— Мы как-то обсуждали разные способы самоубийства, — нехотя признался Катаринов. — И… понимаете, вдруг оказалось, что для человека нет даже приличного способа избавить мир от своего присутствия. Повесившиеся выглядят ужасно, те, кто травится — не лучше… Бросаться из окна — будешь мучиться и, может, даже не умрешь, а останешься калекой. Самое пристойное — это, конечно, застрелиться, но даже стреляться надо умеючи, и мало у кого есть… э… достаточный опыт… А гибель под трамваем… это вообще худшее, что может случиться.
— Галя тоже так думала?
— Конечно, иначе я не стал бы об этом говорить. Одним словом, я не верю, что она могла покончить с собой. Тем более из-за меня, — он усмехнулся, — она мне сказала, что я жалкий человек, знаете?
— Тогда как вы объясняете себе то, что произошло?
— Обыкновенный несчастный случай. Да вы и сами сказали, что был туман. Вот вам и объяснение.
— В тот вечер, до того как уйти из дома, Галя поссорилась с матерью.
— И что? Они все время ссорились.
— Почему?
— Ну, наверное, потому что Анна Андреевна невыносимая женщина, — усмехнулся Катаринов. — То есть… ну, понимаете, человек-то она хороший… Но невыносимый. Парадокс, да?
— Галя могла пойти к кому-то, поговорить обо всем, например? Поделиться тем, что ее мучило…
— Конечно, могла. К Наде.
— Надя находилась в той же квартире. Галя могла пойти к кому-нибудь еще?
— Не знаю. Если честно, она не очень любила жаловаться.
— А какие отношения у нее были с Екатериной Кривонос, учительницей немецкого?
— Галя давно у нее не училась. Она вообще о ней не упоминала.
— А о домработнице Евлаховых вам что-нибудь известно?
— Анне Андреевне не нравилось, что домработница слишком молодая. Это все, что я помню.
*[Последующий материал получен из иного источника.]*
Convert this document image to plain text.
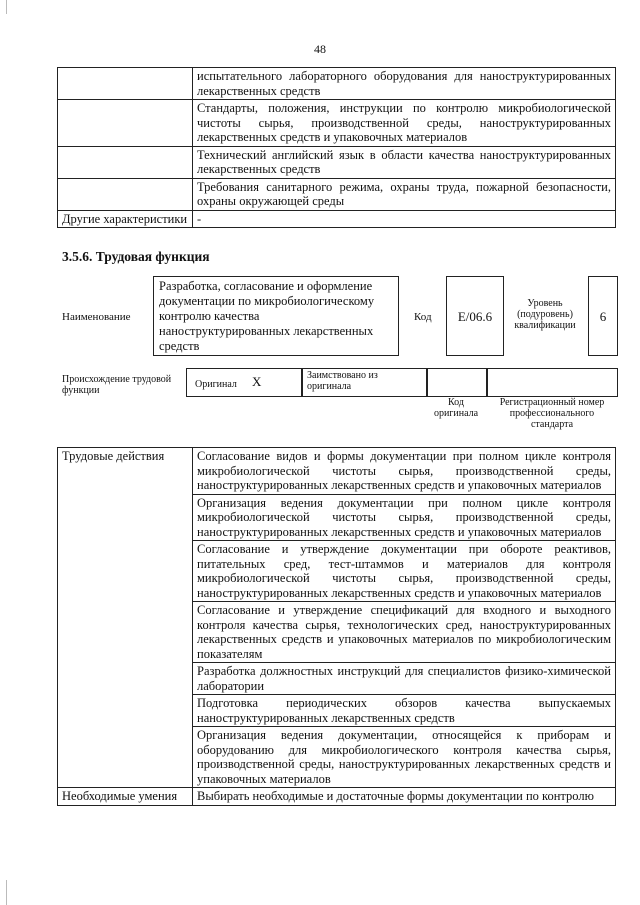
48
	испытательного лабораторного оборудования для наноструктурированных лекарственных средств
	Стандарты, положения, инструкции по контролю микробиологической чистоты сырья, производственной среды, наноструктурированных лекарственных средств и упаковочных материалов
	Технический английский язык в области качества наноструктурированных лекарственных средств
	Требования санитарного режима, охраны труда, пожарной безопасности, охраны окружающей среды
Другие характеристики	-
3.5.6. Трудовая функция
Наименование
Разработка, согласование и оформление документации по микробиологическому контролю качества наноструктурированных лекарственных средств
Код	E/06.6
Уровень (подуровень) квалификации
6
Происхождение трудовой функции
Оригинал X	Заимствовано из оригинала
Код оригинала
Регистрационный номер профессионального стандарта
Трудовые действия	Согласование видов и формы документации при полном цикле контроля микробиологической чистоты сырья, производственной среды, наноструктурированных лекарственных средств и упаковочных материалов
	Организация ведения документации при полном цикле контроля микробиологической чистоты сырья, производственной среды, наноструктурированных лекарственных средств и упаковочных материалов
	Согласование и утверждение документации при обороте реактивов, питательных сред, тест-штаммов и материалов для контроля микробиологической чистоты сырья, производственной среды, наноструктурированных лекарственных средств и упаковочных материалов
	Согласование и утверждение спецификаций для входного и выходного контроля качества сырья, технологических сред, наноструктурированных лекарственных средств и упаковочных материалов по микробиологическим показателям
	Разработка должностных инструкций для специалистов физико-химической лаборатории
	Подготовка периодических обзоров качества выпускаемых наноструктурированных лекарственных средств
	Организация ведения документации, относящейся к приборам и оборудованию для микробиологического контроля качества сырья, производственной среды, наноструктурированных лекарственных средств и упаковочных материалов
Необходимые умения	Выбирать необходимые и достаточные формы документации по контролю
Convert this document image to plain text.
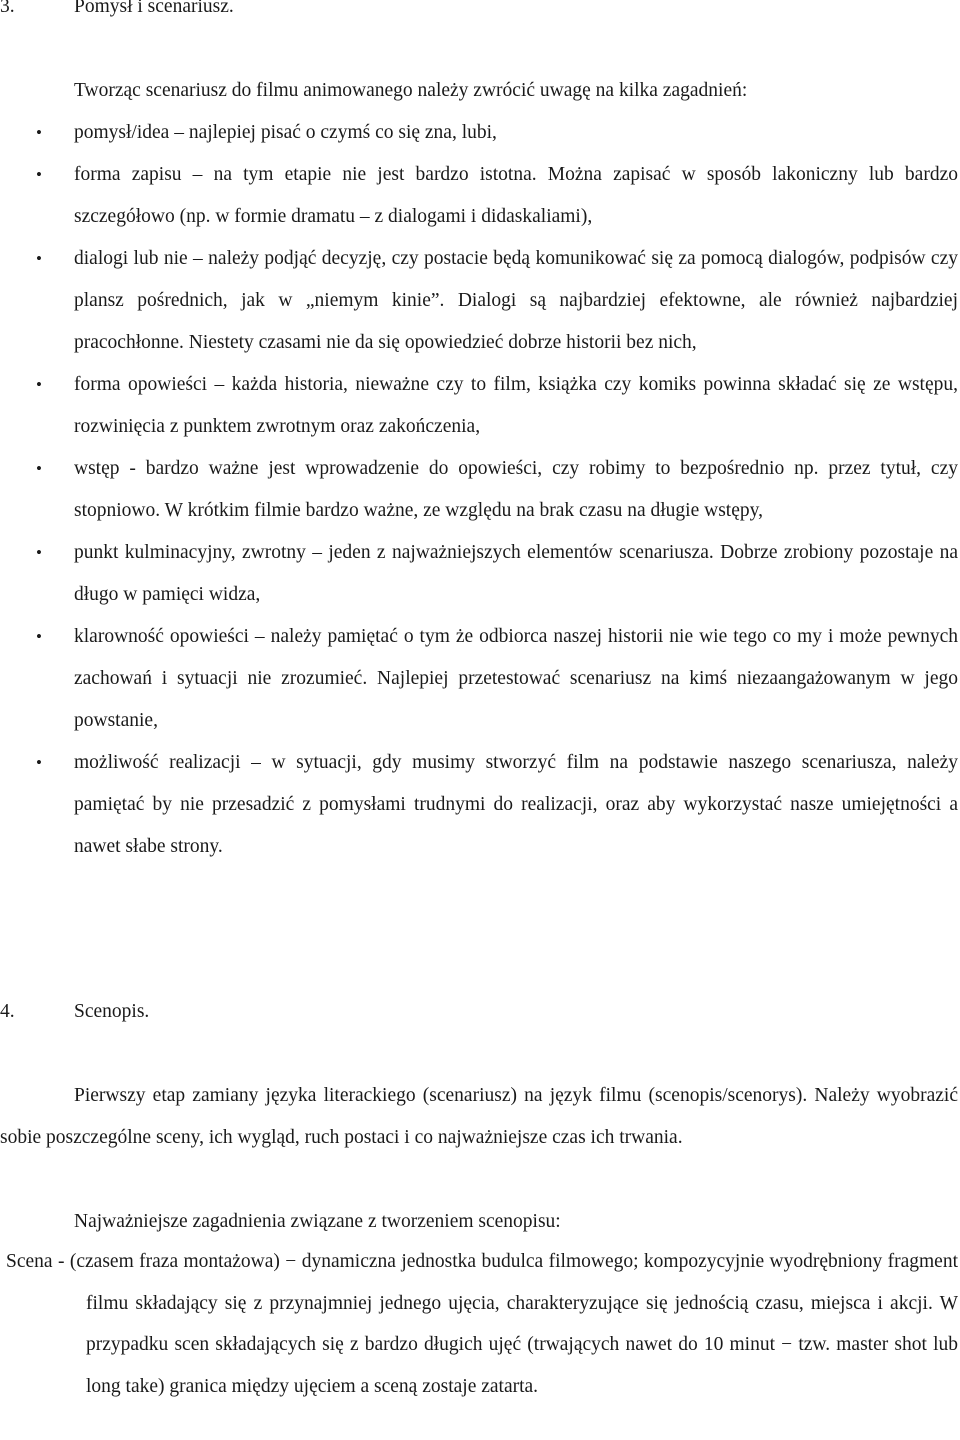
3.	Pomysł i scenariusz.
Tworząc scenariusz do filmu animowanego należy zwrócić uwagę na kilka zagadnień:
• pomysł/idea – najlepiej pisać o czymś co się zna, lubi,
• forma zapisu – na tym etapie nie jest bardzo istotna. Można zapisać w sposób lakoniczny lub bardzo szczegółowo (np. w formie dramatu – z dialogami i didaskaliami),
• dialogi lub nie – należy podjąć decyzję, czy postacie będą komunikować się za pomocą dialogów, podpisów czy plansz pośrednich, jak w „niemym kinie”. Dialogi są najbardziej efektowne, ale również najbardziej pracochłonne. Niestety czasami nie da się opowiedzieć dobrze historii bez nich,
• forma opowieści – każda historia, nieważne czy to film, książka czy komiks powinna składać się ze wstępu, rozwinięcia z punktem zwrotnym oraz zakończenia,
• wstęp - bardzo ważne jest wprowadzenie do opowieści, czy robimy to bezpośrednio np. przez tytuł, czy stopniowo. W krótkim filmie bardzo ważne, ze względu na brak czasu na długie wstępy,
• punkt kulminacyjny, zwrotny – jeden z najważniejszych elementów scenariusza. Dobrze zrobiony pozostaje na długo w pamięci widza,
• klarowność opowieści – należy pamiętać o tym że odbiorca naszej historii nie wie tego co my i może pewnych zachowań i sytuacji nie zrozumieć. Najlepiej przetestować scenariusz na kimś niezaangażowanym w jego powstanie,
• możliwość realizacji – w sytuacji, gdy musimy stworzyć film na podstawie naszego scenariusza, należy pamiętać by nie przesadzić z pomysłami trudnymi do realizacji, oraz aby wykorzystać nasze umiejętności a nawet słabe strony.
4.	Scenopis.
Pierwszy etap zamiany języka literackiego (scenariusz) na język filmu (scenopis/scenorys). Należy wyobrazić sobie poszczególne sceny, ich wygląd, ruch postaci i co najważniejsze czas ich trwania.
Najważniejsze zagadnienia związane z tworzeniem scenopisu:
Scena - (czasem fraza montażowa) − dynamiczna jednostka budulca filmowego; kompozycyjnie wyodrębniony fragment filmu składający się z przynajmniej jednego ujęcia, charakteryzujące się jednością czasu, miejsca i akcji. W przypadku scen składających się z bardzo długich ujęć (trwających nawet do 10 minut − tzw. master shot lub long take) granica między ujęciem a sceną zostaje zatarta.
— А что вы помните об Аристархе Николаевиче?
— Не знаю, — протянул Катаринов задумчиво. — Что конкретно вас интересует?
— У него были враги?
— Враги? — Бывший жених Гали слабо усмехнулся. — Да кому он нужен…
— А история с этим, как его, Роггом?
— Да там никакой истории не было, — пробормотал Катаринов, растирая пальцами переносицу. Во время разговора он то и дело оборачивался и косился на ящик стола, и Опалин понял, что там находится очередная порция наркотиков, принять которую мешает его присутствие. — Просто Аристарх Николаевич не пропускает ни одной юбки. Понравилась, значит, ему жена Рогга… а она ему от ворот поворот. Ну вот он и отомстил.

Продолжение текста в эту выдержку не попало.